C’est un défi de la mondialisation, perçue comme déni des traditions, dans une péninsule arabique où le Livre Saint prévaut. Où les pétrodollars miroités par les gisements culbute les traditions millénaires. Un storytelling bien ficelé, inspiré du roman de l’écrivain suisse Hans Ruesch, La soif noire – mille et une nuits d’amour et de combats dans une Arabie déchirée. Surtout, une manière noble et saine d’aborder la question de l’Islam. Aucun ethnocentrisme de la part de Jean-Jacques Annaud, qui sort des chemins battus sans pour autant se faire donneur de leçon.

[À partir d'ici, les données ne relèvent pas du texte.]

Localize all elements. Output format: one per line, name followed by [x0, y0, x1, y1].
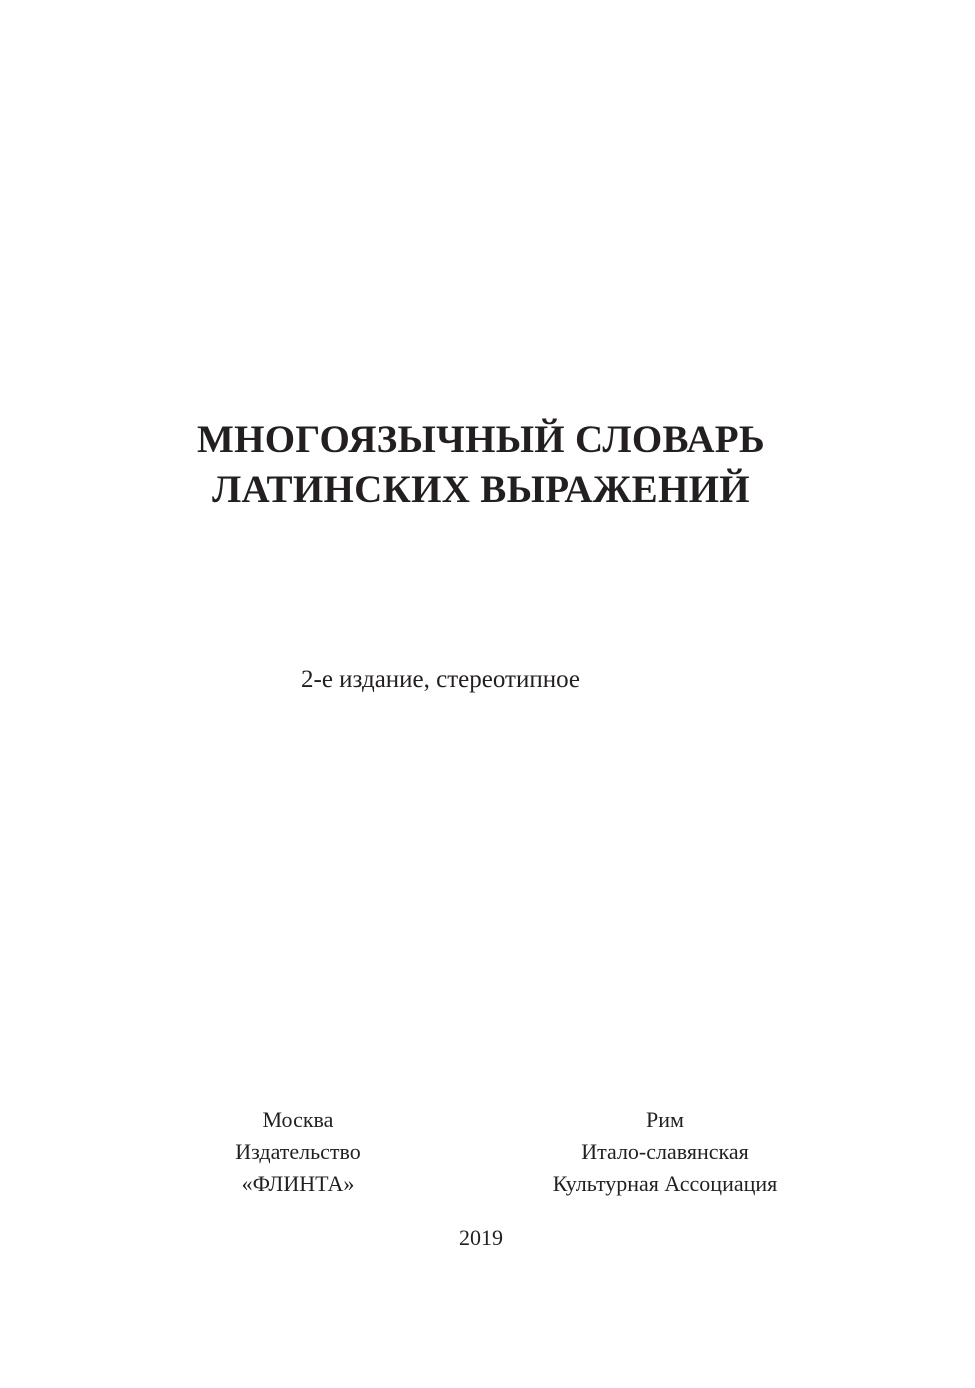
publisher-label: Издательство [235, 1139, 361, 1164]
book-title-line-1: МНОГОЯЗЫЧНЫЙ СЛОВАРЬ [196, 418, 765, 461]
book-title-line-2: ЛАТИНСКИХ ВЫРАЖЕНИЙ [212, 468, 750, 511]
publisher-city: Рим [646, 1107, 684, 1132]
publisher-name: «ФЛИНТА» [241, 1171, 355, 1196]
publisher-name: Культурная Ассоциация [552, 1171, 778, 1196]
publisher-moscow [198, 1104, 398, 1200]
publisher-rome [530, 1104, 800, 1200]
publisher-label: Итало-славянская [581, 1139, 749, 1164]
publisher-city: Москва [262, 1107, 334, 1132]
publication-year: 2019 [459, 1225, 503, 1250]
book-title [0, 415, 962, 515]
edition-note: 2-е издание, стереотипное [301, 666, 580, 693]
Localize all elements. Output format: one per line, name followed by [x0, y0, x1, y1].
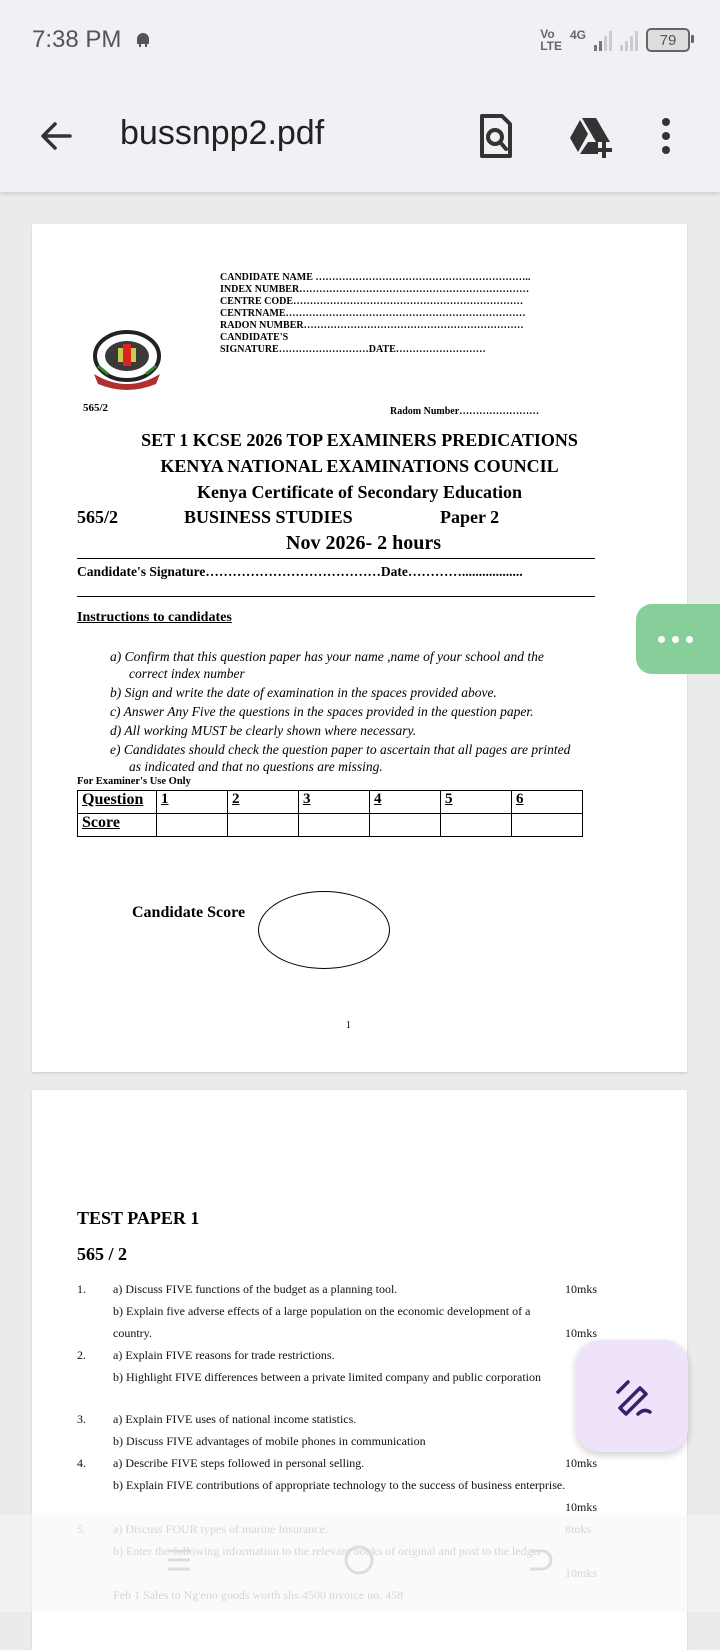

En filigrane aussi,  cette nouvelle odyssée anaudienne ne fait pas l’impasse sur le romantisme avec l’histoire passionnelle de la princesse Leyla (Freida Pinto) et du Prince Auda. Enfin, la mise en scène réussie et magnifiée par des paysages authentiques et décors de rêve doit sans doute beaucoup au fait qu’aucun effet spécial n’ait été utilisé, pas même pour les scènes de combat à cheval. Des scènes transpirant de réalisme, pour le plus grand plaisir du spectateur. Or Noir, un film bon, brut et charmant.